Coordinate format: All entries are out-of-range.
-5 Matrix is singular and options%action=.false. -6 Matrix found not to be positive definite but posdef=true. -7 ptr(:) and/or row(:) not present although required. -8 options%ordering out of range, or options%ordering=0 and order parameter not provided or not a valid permutation. -9 options%ordering=-2 but val(:) was not supplied. -10 ldx<n or nrhs<1. -11 job is out-of-range. -13 Called spldlt_enquire_posdef()
on indefinite factorization.-14 Called spldlt_enquire_indef()
on positive-definite factorization.-15 options%scaling=3 but a matching-based ordering was not performed during analyse phase. -50 Allocation error.
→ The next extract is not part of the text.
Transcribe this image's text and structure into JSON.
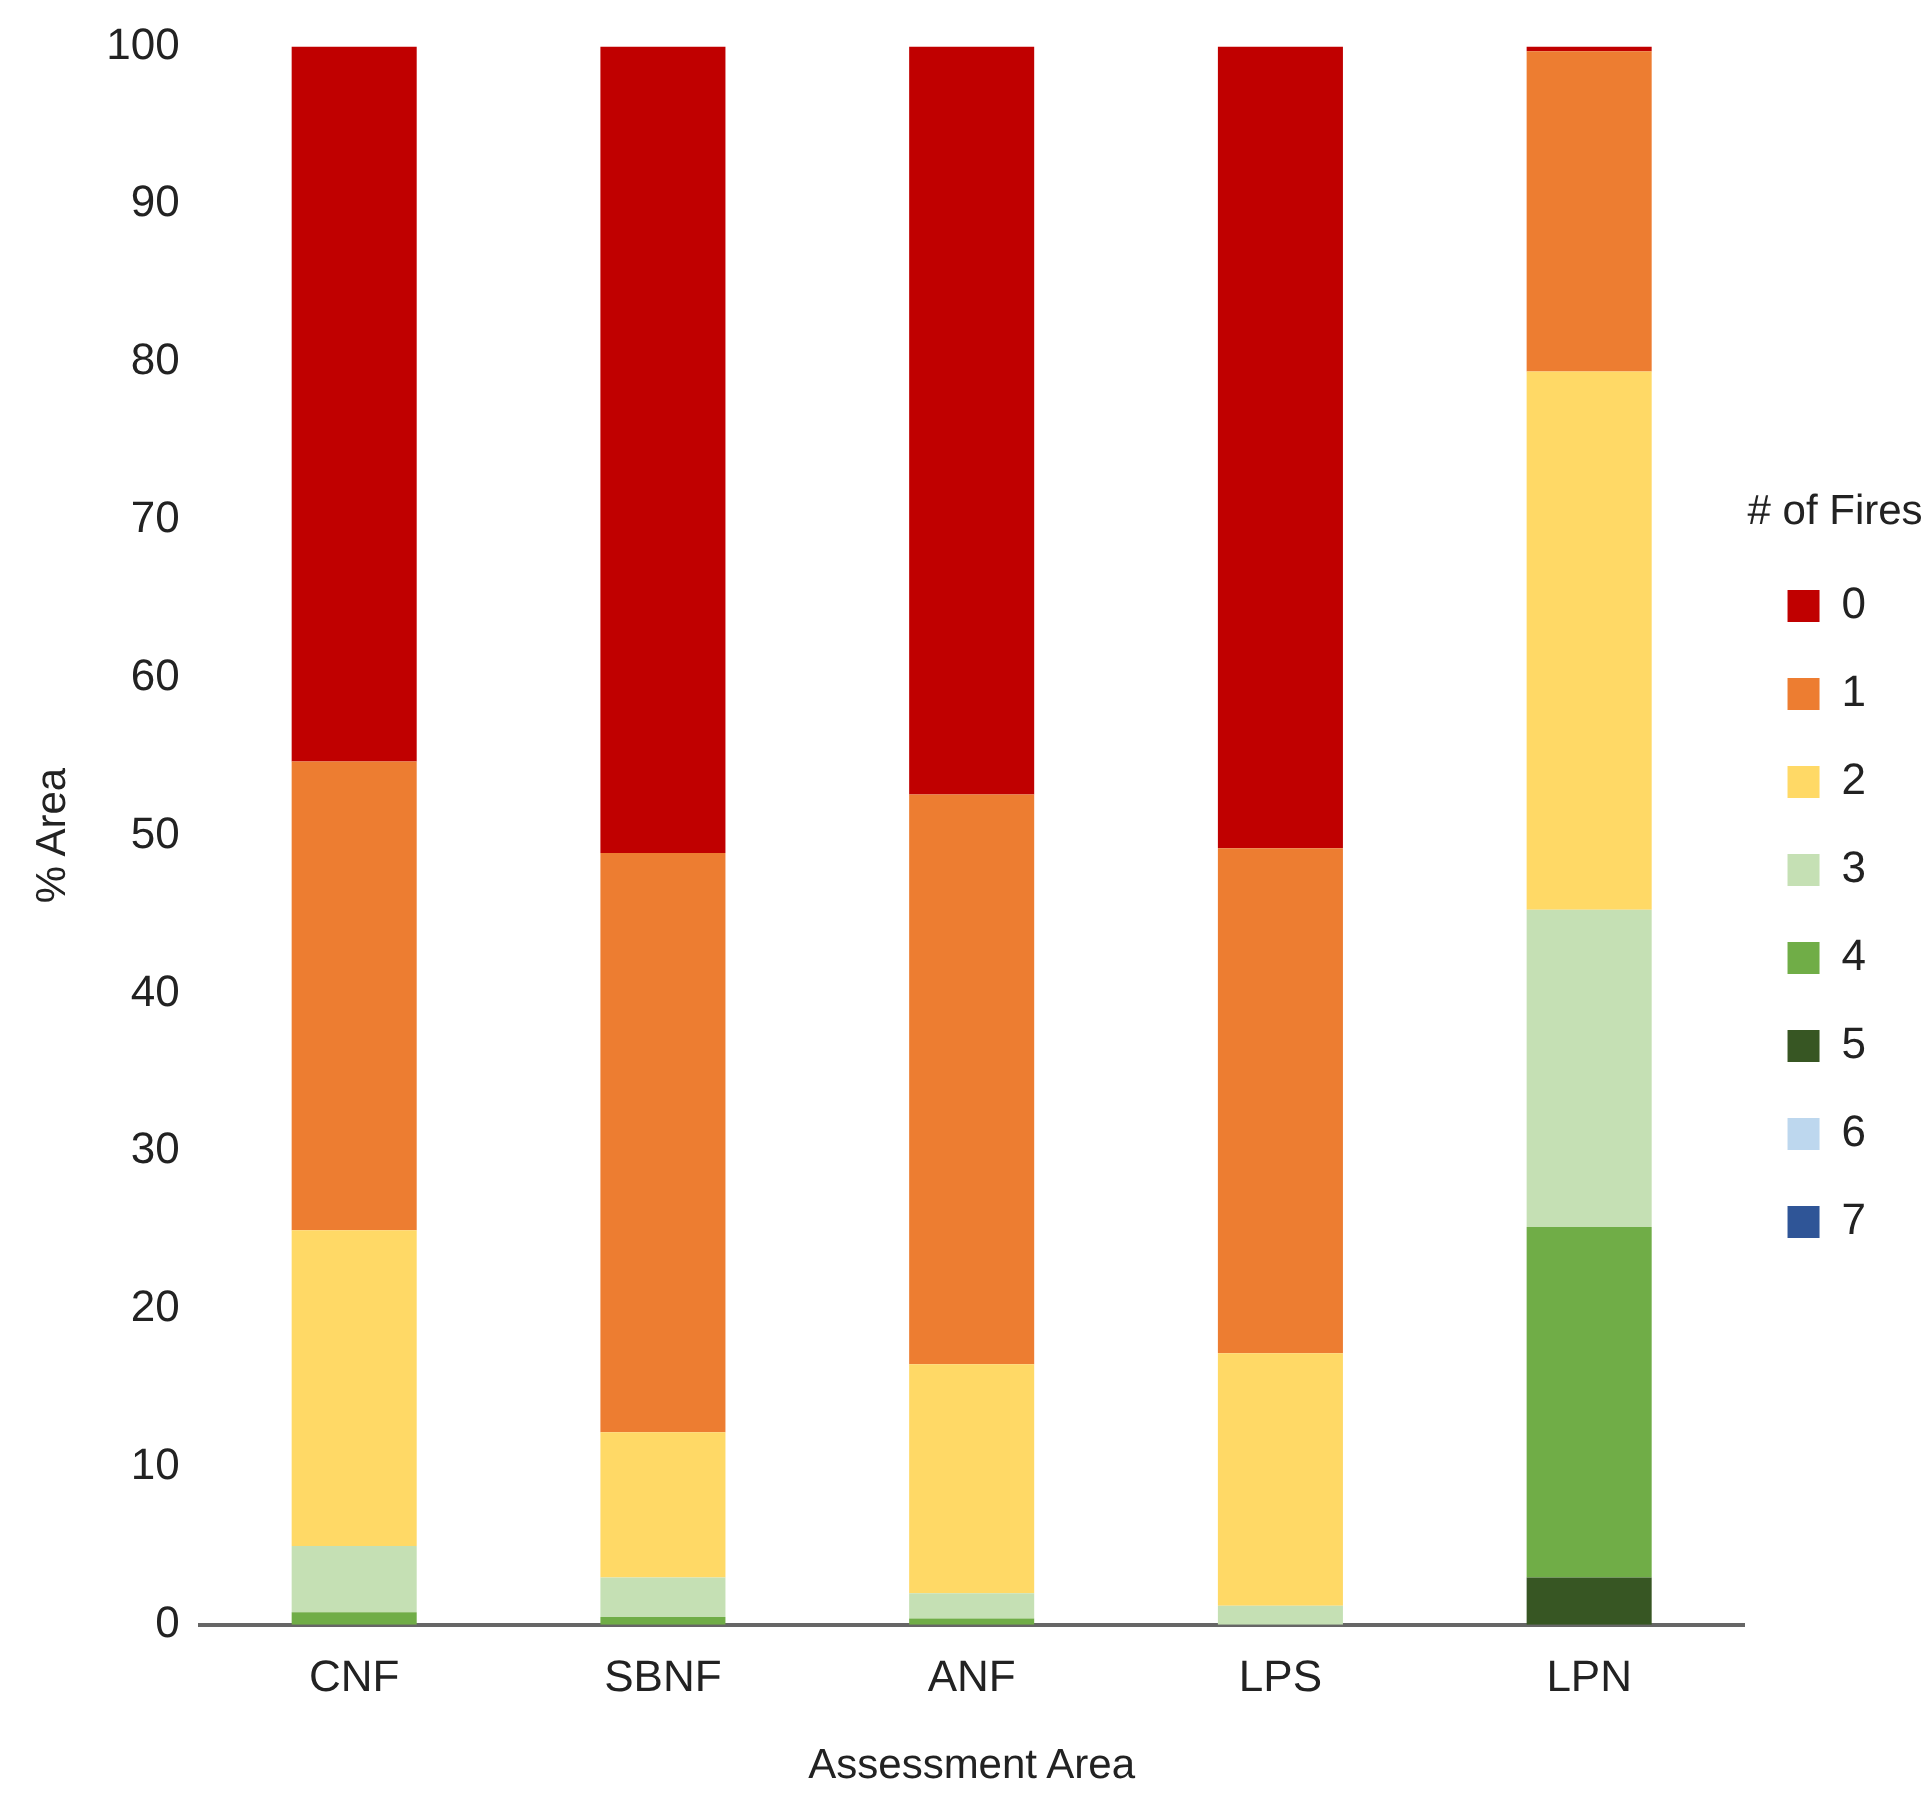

If available, the stat parameter is returned in inform%stat. -51 CUDA error. The CUDA error return value is returned in inform%cuda_error. -52 CUBLAS error. The CUBLAS error return value is returned in inform%cublas_error. +1 Out-of-range variable indices found and ignored in input data. inform%matrix_outrange is set to the number of such entries. +2 Duplicate entries found and summed in input data. inform%matrix_dup is set to the number of such entries. +3 Combination of +1 and +2. +4 One or more diagonal entries of \(A\) are missing. +5 Combination of +4 and +1 or +2. +6 Matrix is found be (structurally) singular during analyse phase. This will overwrite any of the above warning flags. +7 Matrix is found to be singular during factorize phase. +8 Matching-based scaling found as side-effect of matching-based ordering ignored (consider setting options%scaling=3).